February 6th, 2020 at 11:18 pm
Flaccid is the only word that works for this show, but Constance Moore, not Bennett, yes?
February 6th, 2020 at 11:32 pm
Barry
I had name correct in the opening credits, but further down in the review itself, that’s where things went wrong. Thanks for catching it!
February 7th, 2020 at 10:02 am
“The money and the problems thereof that are involved in putting a movie together isn’t the sort of thing that people even bother to read about in their daily newspaper, much less in a sit-back-and-relax sixty minute TV show.”
According to someone (Mel Brooks?) studios devote much more time and imagination to the money than to the films themselves.
February 8th, 2020 at 9:54 am
True enough, but the “money” aspect of this tale based on the movie-making industry just wasn’t interesting. The bigger conflict was between the old and the new way of doing things. The story was on a lot more solid ground there.
February 8th, 2020 at 6:40 pm
Not really typical of the series though I agree Denning wasn’t my idea of Shayne, but then neither was Mark Steven who did a pilot as Shayne. I always had in mind Dennis O’Keefe from either T-MEN or RAW DEAL as Shayne.
While I’m pretty sure this was an original episode many of the series were adapted from Halliday novels in the manner of Perry Mason with whom this shared producers.
Damn good guest cast.
February 8th, 2020 at 8:27 pm
No one else has noticed, but the post has been up for over a day now, and I’ve just seen that I called Richard Denning Richard Deming instead.
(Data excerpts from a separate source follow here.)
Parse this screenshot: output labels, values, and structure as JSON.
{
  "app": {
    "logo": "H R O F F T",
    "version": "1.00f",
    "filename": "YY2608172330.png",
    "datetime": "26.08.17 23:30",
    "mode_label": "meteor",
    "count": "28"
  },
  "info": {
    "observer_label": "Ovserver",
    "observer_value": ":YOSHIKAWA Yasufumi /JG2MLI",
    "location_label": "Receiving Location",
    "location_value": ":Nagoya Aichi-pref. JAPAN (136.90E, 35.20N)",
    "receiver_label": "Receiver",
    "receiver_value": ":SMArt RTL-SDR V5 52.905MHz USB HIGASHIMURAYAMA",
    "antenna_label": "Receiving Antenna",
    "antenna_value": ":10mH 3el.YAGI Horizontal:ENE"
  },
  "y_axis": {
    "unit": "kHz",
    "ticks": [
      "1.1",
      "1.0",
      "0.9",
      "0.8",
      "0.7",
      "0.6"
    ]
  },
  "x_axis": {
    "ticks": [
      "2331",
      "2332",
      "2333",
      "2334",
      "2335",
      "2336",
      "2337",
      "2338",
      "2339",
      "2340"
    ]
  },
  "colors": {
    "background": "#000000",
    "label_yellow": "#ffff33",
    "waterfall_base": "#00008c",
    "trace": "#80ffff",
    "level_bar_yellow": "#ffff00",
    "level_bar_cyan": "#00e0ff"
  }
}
An easy mistake to make, I’d say. (It’s fixed now.)
Whenever it’s come up, I’ve always said that my choice for as the perfect actor to play Michael Shayne was Kenneth Tobey, especially if the production was going to be in color.
Jeff Chandler on the radio was of course very good, too.
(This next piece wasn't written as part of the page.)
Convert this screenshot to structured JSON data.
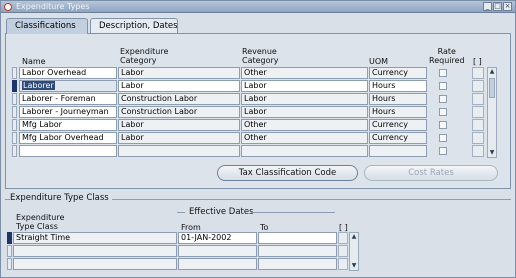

February 8th, 2020 at 10:46 pm
Tobey would have been great in the part.
February 9th, 2020 at 3:37 am
Nit-Picking Time:
Michael Shayne did not “share producers” with Perry Mason.
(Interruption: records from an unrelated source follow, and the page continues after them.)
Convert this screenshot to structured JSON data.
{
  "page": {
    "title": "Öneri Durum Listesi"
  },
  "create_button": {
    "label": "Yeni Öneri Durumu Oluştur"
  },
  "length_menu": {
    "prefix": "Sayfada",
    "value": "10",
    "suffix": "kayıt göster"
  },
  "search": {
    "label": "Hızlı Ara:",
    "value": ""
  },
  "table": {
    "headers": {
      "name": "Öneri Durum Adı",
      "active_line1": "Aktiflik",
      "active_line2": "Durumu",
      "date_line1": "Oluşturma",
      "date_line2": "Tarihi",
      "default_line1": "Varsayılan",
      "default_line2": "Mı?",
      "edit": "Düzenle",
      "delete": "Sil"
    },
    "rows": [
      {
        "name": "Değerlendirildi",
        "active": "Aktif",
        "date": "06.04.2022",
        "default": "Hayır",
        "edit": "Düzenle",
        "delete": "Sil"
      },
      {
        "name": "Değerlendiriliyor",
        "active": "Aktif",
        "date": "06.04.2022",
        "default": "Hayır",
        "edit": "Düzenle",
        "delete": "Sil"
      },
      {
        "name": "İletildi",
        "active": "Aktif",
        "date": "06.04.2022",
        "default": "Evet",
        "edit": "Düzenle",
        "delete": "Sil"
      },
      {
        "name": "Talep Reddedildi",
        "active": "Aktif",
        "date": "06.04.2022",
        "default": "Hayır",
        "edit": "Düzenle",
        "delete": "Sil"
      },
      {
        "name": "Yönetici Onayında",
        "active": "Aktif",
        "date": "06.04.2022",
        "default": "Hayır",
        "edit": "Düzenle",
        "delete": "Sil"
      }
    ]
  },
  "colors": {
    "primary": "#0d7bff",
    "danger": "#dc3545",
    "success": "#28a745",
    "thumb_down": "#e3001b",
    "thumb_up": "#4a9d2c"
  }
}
Shayne was co-produced by Four Star (Dick Powell’s company) and NBC.
Mason was produced by Erle Stanley Gardner’s Paisano Productions and CBS.
The credits for almost all the Shaynes can be examined at YouTube, and the Masons are all on DVDs; the two shows have almost no behind-the-scenes personnel in common.
That said, I certainly would like to see a restored Michael Shayne set somewhere down the line, So There Too.
February 9th, 2020 at 11:32 am
Thanks, Mike. That’s more than a nit that you picked, I’d say.
And, in spite of the fat that I didn’t care all that much about this episode, I’d like to see a set of restored Michael Shayne DVDs too. The one I watched was on a Alpha Video release. Not the best quality, but far better than the one on YouTube, which is so bad I refused to embed it into my review.